Is I-601 constitutional? For taxpayers that may be the $2.5 billion question.
Earlier this year Senate Majority Leader Lisa Brown filed a lawsuit to make it easier to raise taxes by challenging I-601's requirement for 2/3 vote of the legislature in order to raise taxes. Brown believes this supermajority requirement is unconstitutional, a claim opponents of I-601 have made since it was adopted in 1993.
Defending the law the Attorney General argues the 2/3 vote requirement is just fine.
The following is from the state's June 9 brief in support of I-601:
"[I-601] neither amends nor purports to amend article II, section 22, and accordingly, it is not infirm on that basis, as Petitioner suggests. By its plain language, article II, section 22 establishes only the minimum number of votes constitutionally required to enact bills. It does not prohibit the Legislature or the people from enacting statutes that require a larger majority when they deem greater legislative consensus advisable. Indeed, the framers’ recognition of the value of supermajority requirements as part of Washington’s fundamental law supports the conclusion that the framers did not foreclose enactment of such requirements as a matter of statute." (page 9)
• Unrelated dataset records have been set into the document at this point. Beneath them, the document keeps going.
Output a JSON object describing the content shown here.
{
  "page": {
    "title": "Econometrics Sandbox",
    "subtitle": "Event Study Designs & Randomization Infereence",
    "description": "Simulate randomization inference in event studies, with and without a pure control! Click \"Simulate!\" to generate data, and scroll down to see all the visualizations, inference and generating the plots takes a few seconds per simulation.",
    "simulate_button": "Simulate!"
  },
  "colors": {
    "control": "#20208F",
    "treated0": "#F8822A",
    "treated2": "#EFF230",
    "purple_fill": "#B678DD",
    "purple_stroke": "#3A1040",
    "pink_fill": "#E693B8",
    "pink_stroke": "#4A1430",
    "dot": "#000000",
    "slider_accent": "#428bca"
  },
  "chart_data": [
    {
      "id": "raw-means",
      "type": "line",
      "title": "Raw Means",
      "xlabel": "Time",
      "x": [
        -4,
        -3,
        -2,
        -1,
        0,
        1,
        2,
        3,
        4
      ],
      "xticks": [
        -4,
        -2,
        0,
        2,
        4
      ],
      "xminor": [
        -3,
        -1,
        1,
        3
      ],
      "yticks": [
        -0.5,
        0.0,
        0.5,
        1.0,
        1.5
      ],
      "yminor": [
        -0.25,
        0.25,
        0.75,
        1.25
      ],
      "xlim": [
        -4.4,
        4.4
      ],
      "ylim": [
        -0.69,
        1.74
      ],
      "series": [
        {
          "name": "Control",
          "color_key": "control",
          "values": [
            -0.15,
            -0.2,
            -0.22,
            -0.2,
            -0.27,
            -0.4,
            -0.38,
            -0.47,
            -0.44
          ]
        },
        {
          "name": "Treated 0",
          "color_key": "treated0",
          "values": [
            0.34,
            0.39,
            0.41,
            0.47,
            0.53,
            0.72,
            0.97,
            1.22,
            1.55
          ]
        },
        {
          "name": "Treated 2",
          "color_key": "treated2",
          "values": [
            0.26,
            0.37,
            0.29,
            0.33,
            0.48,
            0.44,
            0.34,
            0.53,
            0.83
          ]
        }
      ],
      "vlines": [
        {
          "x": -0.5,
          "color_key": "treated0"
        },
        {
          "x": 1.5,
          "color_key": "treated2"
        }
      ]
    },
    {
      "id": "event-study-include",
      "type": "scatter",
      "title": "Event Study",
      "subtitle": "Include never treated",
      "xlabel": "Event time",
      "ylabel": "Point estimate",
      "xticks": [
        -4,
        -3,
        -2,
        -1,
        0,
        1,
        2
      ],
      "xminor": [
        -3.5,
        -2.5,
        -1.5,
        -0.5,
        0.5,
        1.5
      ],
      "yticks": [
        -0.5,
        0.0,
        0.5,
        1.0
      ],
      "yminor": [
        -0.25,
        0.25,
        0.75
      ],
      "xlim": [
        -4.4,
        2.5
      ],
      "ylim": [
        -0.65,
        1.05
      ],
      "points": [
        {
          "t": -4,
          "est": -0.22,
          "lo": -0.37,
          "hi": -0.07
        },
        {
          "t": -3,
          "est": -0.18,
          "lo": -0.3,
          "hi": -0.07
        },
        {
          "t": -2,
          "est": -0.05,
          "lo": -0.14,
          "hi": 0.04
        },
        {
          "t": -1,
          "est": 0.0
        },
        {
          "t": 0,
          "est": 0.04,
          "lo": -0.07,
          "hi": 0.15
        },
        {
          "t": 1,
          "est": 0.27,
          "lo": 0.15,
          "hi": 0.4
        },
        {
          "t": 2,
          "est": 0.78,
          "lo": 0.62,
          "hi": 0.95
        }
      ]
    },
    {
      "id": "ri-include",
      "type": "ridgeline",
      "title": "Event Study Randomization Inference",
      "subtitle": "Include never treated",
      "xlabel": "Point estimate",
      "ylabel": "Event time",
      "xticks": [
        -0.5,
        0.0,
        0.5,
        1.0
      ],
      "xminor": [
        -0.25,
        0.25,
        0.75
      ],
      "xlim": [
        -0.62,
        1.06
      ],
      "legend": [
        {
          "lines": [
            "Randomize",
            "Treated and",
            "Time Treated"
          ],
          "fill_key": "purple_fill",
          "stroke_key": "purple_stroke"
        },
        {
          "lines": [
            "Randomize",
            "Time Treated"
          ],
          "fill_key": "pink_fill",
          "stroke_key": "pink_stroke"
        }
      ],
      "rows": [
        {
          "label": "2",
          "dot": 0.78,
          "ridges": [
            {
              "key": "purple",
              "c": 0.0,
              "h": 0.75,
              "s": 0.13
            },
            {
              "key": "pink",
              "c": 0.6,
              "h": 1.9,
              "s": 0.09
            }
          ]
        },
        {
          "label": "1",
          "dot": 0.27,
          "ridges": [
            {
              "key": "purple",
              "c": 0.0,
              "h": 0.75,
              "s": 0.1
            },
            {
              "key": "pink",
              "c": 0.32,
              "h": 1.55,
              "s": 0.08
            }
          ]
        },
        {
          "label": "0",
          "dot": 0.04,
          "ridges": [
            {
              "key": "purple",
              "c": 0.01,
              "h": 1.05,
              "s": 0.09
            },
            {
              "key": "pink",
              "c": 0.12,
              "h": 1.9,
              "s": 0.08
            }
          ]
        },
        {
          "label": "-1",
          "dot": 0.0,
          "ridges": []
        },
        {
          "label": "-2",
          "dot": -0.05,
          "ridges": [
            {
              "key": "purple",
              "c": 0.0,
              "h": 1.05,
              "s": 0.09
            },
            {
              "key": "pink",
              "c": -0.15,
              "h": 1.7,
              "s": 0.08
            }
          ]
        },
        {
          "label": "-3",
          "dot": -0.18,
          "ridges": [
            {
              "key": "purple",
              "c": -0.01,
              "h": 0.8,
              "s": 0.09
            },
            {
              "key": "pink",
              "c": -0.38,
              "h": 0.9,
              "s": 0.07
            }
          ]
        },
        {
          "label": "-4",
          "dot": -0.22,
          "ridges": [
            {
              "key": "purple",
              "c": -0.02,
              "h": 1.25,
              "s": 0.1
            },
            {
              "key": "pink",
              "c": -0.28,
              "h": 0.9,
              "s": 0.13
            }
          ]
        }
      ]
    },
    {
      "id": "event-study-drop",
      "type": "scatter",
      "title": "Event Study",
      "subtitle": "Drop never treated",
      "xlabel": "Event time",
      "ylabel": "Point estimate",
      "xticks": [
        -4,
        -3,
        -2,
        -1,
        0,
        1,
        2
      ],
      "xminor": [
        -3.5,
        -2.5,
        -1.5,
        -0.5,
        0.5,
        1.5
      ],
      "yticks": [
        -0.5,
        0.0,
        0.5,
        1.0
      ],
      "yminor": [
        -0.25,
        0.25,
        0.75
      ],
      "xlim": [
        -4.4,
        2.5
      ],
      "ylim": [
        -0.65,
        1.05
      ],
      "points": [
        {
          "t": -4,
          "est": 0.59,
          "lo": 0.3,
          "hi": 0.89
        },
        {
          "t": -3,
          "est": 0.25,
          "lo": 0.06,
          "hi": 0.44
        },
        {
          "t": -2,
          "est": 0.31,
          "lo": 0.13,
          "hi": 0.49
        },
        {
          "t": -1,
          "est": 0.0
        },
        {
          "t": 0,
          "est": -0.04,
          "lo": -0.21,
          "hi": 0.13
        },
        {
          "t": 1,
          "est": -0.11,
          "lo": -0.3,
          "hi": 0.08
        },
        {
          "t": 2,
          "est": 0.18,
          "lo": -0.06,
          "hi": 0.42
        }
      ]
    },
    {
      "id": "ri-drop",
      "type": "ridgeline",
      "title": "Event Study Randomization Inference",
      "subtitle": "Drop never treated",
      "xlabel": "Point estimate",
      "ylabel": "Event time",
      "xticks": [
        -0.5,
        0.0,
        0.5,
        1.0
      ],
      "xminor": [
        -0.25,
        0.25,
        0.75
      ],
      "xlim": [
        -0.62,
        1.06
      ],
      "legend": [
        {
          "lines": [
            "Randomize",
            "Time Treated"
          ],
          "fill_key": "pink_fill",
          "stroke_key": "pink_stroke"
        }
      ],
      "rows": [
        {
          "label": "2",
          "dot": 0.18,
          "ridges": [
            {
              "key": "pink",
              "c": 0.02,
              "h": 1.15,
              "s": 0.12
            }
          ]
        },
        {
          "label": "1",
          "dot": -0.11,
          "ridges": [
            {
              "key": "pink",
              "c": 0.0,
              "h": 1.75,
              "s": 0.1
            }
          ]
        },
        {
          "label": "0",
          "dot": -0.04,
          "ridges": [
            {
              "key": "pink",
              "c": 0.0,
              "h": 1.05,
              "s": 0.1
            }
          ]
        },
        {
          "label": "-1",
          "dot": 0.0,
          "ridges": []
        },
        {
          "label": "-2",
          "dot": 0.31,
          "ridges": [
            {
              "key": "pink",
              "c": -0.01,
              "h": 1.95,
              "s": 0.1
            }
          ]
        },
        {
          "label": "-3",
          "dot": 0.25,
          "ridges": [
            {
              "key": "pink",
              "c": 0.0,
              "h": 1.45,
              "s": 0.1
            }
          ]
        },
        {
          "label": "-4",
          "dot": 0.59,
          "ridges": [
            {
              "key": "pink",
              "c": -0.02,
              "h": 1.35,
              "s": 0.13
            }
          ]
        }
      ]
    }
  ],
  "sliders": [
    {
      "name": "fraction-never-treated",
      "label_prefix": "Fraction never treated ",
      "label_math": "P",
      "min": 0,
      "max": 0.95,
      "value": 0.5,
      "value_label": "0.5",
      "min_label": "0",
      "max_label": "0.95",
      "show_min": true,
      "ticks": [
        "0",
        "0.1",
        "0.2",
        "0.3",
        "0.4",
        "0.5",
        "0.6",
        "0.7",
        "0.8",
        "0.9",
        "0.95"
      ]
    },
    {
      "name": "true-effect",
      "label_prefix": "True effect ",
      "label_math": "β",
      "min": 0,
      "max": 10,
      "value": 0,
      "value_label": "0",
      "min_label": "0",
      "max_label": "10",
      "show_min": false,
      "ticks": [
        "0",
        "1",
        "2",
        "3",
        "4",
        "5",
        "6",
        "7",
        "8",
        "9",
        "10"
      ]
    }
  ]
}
"In the 14 years since RCW 43.135.035(1) was enacted, the Legislature has not chosen to repeal the statute or permanently amend its two-thirds vote provision, although it could have. Notably, the Legislature has amended the two-thirds vote requirement of RCW 43.135.035(1) on two occasions to substitute a majority vote requirement for designated periods. See Laws of 2002, ch. 33, § 1, amending RCW 43.135.035(1) to substitute a majority vote requirement for the 2001-2003 biennium; and Laws of 2005, ch. 72, § 2, amending RCW 43.135.035(1) to substitute a majority vote requirement from the effective date of the 2005 act through June 30, 2007. For these reasons, this case presents neither an actual existing controversy, nor the mature seeds of one, and rather posits a speculative hypothetical issue for academic debate." (page 31)
"Article II, section 22 provides, '[n]o bill shall become a law unless . . . a majority of the members elected to each house be recorded thereon as voting in its favor.' Article II, section 22 establishes a constitutional minimum number of votes for a bill to become law. It only describes the circumstances under which a bill does not pass. In other words, article II, section 22 does not prohibit statutes by which the legislature (or the people) express their legislative policy judgment that certain types of bills warrant greater than simple majority consensus for passage. RCW 43.135.035(1) expresses such a legislative policy judgment—that a two-thirds majority vote of each house should be required for passage of bills raising taxes. The statute hardly conflicts with the constitutional floor set by article II, section 22, as any bill receiving its supermajority support has met the requirement of article II, section 22.
A California court construed its essentially identical constitutional provision in just this way. People v. Cortez, 6 Cal. App. 4th 1202, 8 Cal. Rptr. 2d 580 (Cal. Ct. App. 1992). The constitutional provision at issue in Cortez provided in relevant part, 'No bill may be passed unless . . . a majority of the membership of each house concurs.' Cortez correctly reasoned that a requirement for a legislative supermajority did not conflict with the passage of bills clause of the California Constitution because, 'Clearly a bill which obtains the approval of two-thirds of the membership of each house has also obtained the approval of a majority of the legislators in each house.' The constitution merely restricts the passage of bills to those that obtain at least majority approval, rather than establishing an affirmative rule that all bills receiving a majority must be deemed passed.
Petitioner essentially asks this Court to amend article II, section 22, to treat it as if it read (in common bill drafting format to show changes): '((No)) Every bill shall become a law ((unless)) if . . . a majority of the members elected to each house be recorded thereon as voting in its favor.' This reading would transform the phrasing from a 'negative' minimum requirement to a 'positive' universal standard. The court should reject the Petitioner’s invitation to rewrite the Washington Constitution in this way." (page 38)
"Both the framers of the constitution and subsequent legislatures and voters have recognized that certain specified actions should command the support of more than a simple majority. Petitioners, to the contrary, urge that the same constitutional convention that embraced supermajorities for some purposes intended to prohibit statutes requiring supermajorities for any other purposes. The Constitution contains no language supporting this notion, however. The framers may not reasonably be presumed to have implied the prohibition of a political mechanism that they themselves adopted through language that does not say so. Given the plenary legislative authority of the people and the legislature, and the absence of a clear constitutional prohibition, the Court should not conclude otherwise." (page 48)
Well said.
Taxpayers should be encouraged by the Attorney General's vigorous defense of the law. Oral arguments before the State Supreme Court should occur this September. We'll likely know sometime next year when the Court rules if it will allow Brown's lawsuit to "rewrite the Washington Constitution" and strike down the will of the people.